The Closest I Ever Came To Assault

I’ve never assaulted a woman, but my mother thought I came close once and boy did she let me have it. Here’s what happened:

It was a warm winter afternoon during my senior year of high school. There was lots of powdery Denver snow on the ground, and my girlfriend and I were making the short walk from the front door of my suburban home, where we had been doing homework together in the kitchen, down the narrow driveway to my dented up Datsun, parked on the street, adjacent to the front lawn. I was driving her home.

With my mother watching from the doorway, my girlfriend stealthily cupped a handful of snow and flung it at my head. I retaliated by wrapping my arms around her knees, lifting her off the ground, and–with her slight frame squealing in protest–dropping her in a pillowy mound of front lawn powder.

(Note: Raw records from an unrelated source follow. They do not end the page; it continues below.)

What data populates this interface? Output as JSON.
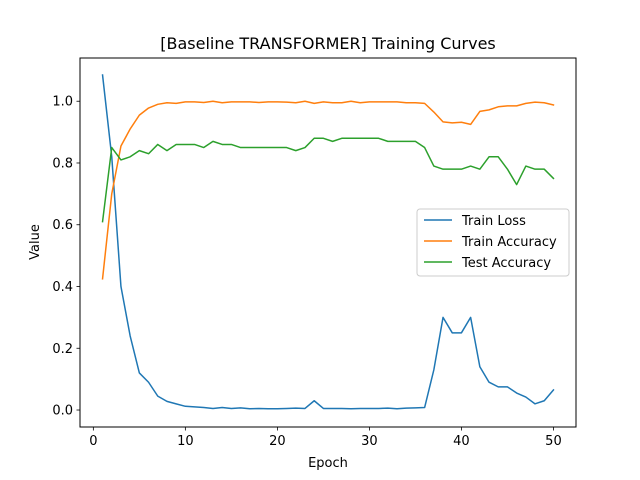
{
  "chart_data": {
    "type": "line",
    "title": "[Baseline TRANSFORMER] Training Curves",
    "xlabel": "Epoch",
    "ylabel": "Value",
    "xlim": [
      -1.45,
      52.45
    ],
    "ylim": [
      -0.055,
      1.14
    ],
    "xticks": [
      0,
      10,
      20,
      30,
      40,
      50
    ],
    "yticks": [
      0.0,
      0.2,
      0.4,
      0.6,
      0.8,
      1.0
    ],
    "grid": false,
    "legend_position": "center-right",
    "x": [
      1,
      2,
      3,
      4,
      5,
      6,
      7,
      8,
      9,
      10,
      11,
      12,
      13,
      14,
      15,
      16,
      17,
      18,
      19,
      20,
      21,
      22,
      23,
      24,
      25,
      26,
      27,
      28,
      29,
      30,
      31,
      32,
      33,
      34,
      35,
      36,
      37,
      38,
      39,
      40,
      41,
      42,
      43,
      44,
      45,
      46,
      47,
      48,
      49,
      50
    ],
    "series": [
      {
        "name": "Train Loss",
        "color": "#1f77b4",
        "values": [
          1.085,
          0.82,
          0.4,
          0.24,
          0.12,
          0.09,
          0.045,
          0.028,
          0.02,
          0.012,
          0.01,
          0.008,
          0.005,
          0.008,
          0.005,
          0.007,
          0.004,
          0.005,
          0.004,
          0.004,
          0.005,
          0.006,
          0.005,
          0.03,
          0.005,
          0.005,
          0.005,
          0.004,
          0.005,
          0.005,
          0.005,
          0.006,
          0.004,
          0.006,
          0.007,
          0.008,
          0.13,
          0.3,
          0.25,
          0.25,
          0.3,
          0.14,
          0.09,
          0.075,
          0.075,
          0.055,
          0.042,
          0.02,
          0.03,
          0.065
        ]
      },
      {
        "name": "Train Accuracy",
        "color": "#ff7f0e",
        "values": [
          0.425,
          0.7,
          0.855,
          0.91,
          0.955,
          0.978,
          0.99,
          0.995,
          0.993,
          0.998,
          0.998,
          0.996,
          1.0,
          0.995,
          0.998,
          0.998,
          0.998,
          0.996,
          0.998,
          0.998,
          0.997,
          0.995,
          1.0,
          0.993,
          0.998,
          0.995,
          0.995,
          1.0,
          0.995,
          0.998,
          0.998,
          0.998,
          0.998,
          0.995,
          0.995,
          0.993,
          0.965,
          0.933,
          0.93,
          0.932,
          0.925,
          0.967,
          0.972,
          0.982,
          0.985,
          0.985,
          0.993,
          0.997,
          0.995,
          0.988
        ]
      },
      {
        "name": "Test Accuracy",
        "color": "#2ca02c",
        "values": [
          0.61,
          0.85,
          0.81,
          0.82,
          0.84,
          0.83,
          0.86,
          0.84,
          0.86,
          0.86,
          0.86,
          0.85,
          0.87,
          0.86,
          0.86,
          0.85,
          0.85,
          0.85,
          0.85,
          0.85,
          0.85,
          0.84,
          0.85,
          0.88,
          0.88,
          0.87,
          0.88,
          0.88,
          0.88,
          0.88,
          0.88,
          0.87,
          0.87,
          0.87,
          0.87,
          0.85,
          0.79,
          0.78,
          0.78,
          0.78,
          0.79,
          0.78,
          0.82,
          0.82,
          0.78,
          0.73,
          0.79,
          0.78,
          0.78,
          0.75
        ]
      }
    ]
  }
}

We both laughed.

I helped her up, but as we brushed ourselves off, my mother called to me from the front door. There was anger in her voice.

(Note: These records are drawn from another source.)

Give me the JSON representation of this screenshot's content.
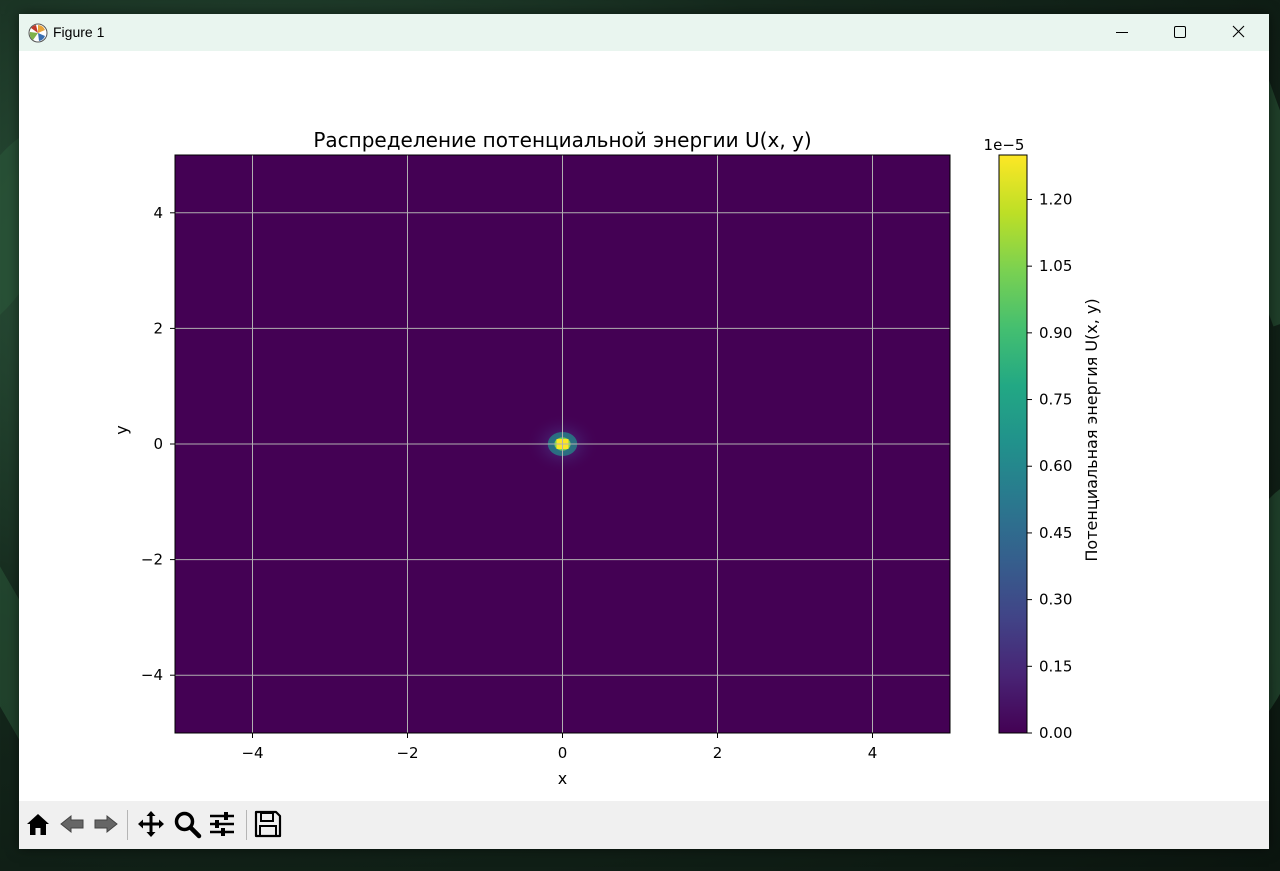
{
  "window": {
    "title": "Figure 1",
    "controls": [
      "minimize-icon",
      "maximize-icon",
      "close-icon"
    ]
  },
  "toolbar": {
    "tools": [
      "home-icon",
      "back-arrow-icon",
      "forward-arrow-icon",
      "pan-move-icon",
      "zoom-magnifier-icon",
      "configure-subplots-icon",
      "save-floppy-icon"
    ]
  },
  "chart_data": {
    "type": "heatmap",
    "title": "Распределение потенциальной энергии U(x, y)",
    "xlabel": "x",
    "ylabel": "y",
    "xlim": [
      -5,
      5
    ],
    "ylim": [
      -5,
      5
    ],
    "x_ticks": [
      -4,
      -2,
      0,
      2,
      4
    ],
    "y_ticks": [
      -4,
      -2,
      0,
      2,
      4
    ],
    "x_tick_labels": [
      "−4",
      "−2",
      "0",
      "2",
      "4"
    ],
    "y_tick_labels": [
      "−4",
      "−2",
      "0",
      "2",
      "4"
    ],
    "grid": true,
    "colormap": "viridis",
    "peak": {
      "x": 0,
      "y": 0,
      "value": 1.3e-05
    },
    "colorbar": {
      "label": "Потенциальная энергия U(x, y)",
      "offset_text": "1e−5",
      "range": [
        0,
        1.3
      ],
      "ticks": [
        0.0,
        0.15,
        0.3,
        0.45,
        0.6,
        0.75,
        0.9,
        1.05,
        1.2
      ],
      "tick_labels": [
        "0.00",
        "0.15",
        "0.30",
        "0.45",
        "0.60",
        "0.75",
        "0.90",
        "1.05",
        "1.20"
      ]
    },
    "colors": {
      "background": "#440154",
      "grid": "#b0b0b0",
      "peak": "#fde725"
    }
  }
}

When I got close enough that my girlfriend couldn’t hear her, my mother warned me in a low growl to never do that again. I was confused.

“What?”

“You overpowered her. You are much stronger than she is, and you used your strength against her while she was telling you ‘no.'”

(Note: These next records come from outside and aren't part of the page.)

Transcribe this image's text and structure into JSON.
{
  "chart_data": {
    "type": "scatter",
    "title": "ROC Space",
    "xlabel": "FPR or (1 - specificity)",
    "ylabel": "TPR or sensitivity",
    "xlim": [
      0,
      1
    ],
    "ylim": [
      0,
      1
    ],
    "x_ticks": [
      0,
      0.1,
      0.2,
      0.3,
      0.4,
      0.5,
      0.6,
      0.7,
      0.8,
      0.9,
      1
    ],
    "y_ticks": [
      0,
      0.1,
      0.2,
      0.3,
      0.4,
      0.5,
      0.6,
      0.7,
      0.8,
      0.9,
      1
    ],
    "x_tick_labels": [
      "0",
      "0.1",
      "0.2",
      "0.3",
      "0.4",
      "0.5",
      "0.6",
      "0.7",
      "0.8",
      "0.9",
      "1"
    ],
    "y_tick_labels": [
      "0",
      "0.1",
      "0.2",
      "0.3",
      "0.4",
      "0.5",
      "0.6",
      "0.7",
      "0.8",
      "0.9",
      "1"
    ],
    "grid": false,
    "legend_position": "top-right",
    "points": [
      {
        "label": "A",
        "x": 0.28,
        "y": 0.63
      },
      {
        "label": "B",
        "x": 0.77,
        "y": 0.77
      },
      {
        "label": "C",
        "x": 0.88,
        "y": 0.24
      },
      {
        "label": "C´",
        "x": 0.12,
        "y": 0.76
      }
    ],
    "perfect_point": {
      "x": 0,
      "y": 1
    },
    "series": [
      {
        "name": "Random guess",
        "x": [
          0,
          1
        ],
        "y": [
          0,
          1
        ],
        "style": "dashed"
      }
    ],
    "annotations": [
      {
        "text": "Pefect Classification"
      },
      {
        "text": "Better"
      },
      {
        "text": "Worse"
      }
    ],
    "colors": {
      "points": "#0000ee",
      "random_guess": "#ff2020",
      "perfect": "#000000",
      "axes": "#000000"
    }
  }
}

I went red with shame. It was just some roughhousing in the snow. Yet in a moment I came to see myself and my adolescent strength in a terrible light, to imagine the terrible uses to which it might be put.

I’ve been wondering the last several days if more young boys don’t need such censoring from their mothers as I got on that winter day.

3 thoughts on “The Closest I Ever Came To Assault

  1. The answer is yes but Mothers don’t go to school, parties etc so they don’t always see things like that. They need to teach their sons that no means no.

  2. Parents of girls need to teach their girls how not to get in compromising situations too. Raging hormones in that age boys and girls are a problem regardless. All a parent can do is teach and hope for the best.

  3. It can never be that girls or boys need to be taught how, “not get in compromising situations”. This is the exact problem. There never should be a compromising situation, hormones or not. That said, I’m not stupid and I know there are unfortunately many situations where my children (an me) risk being taken advantage of. However, my language will never be that it is their responsibility, it is always the responsibility of the aggressor. My language is that things have not changed yet so we must still learn how to navigate an imperfect world.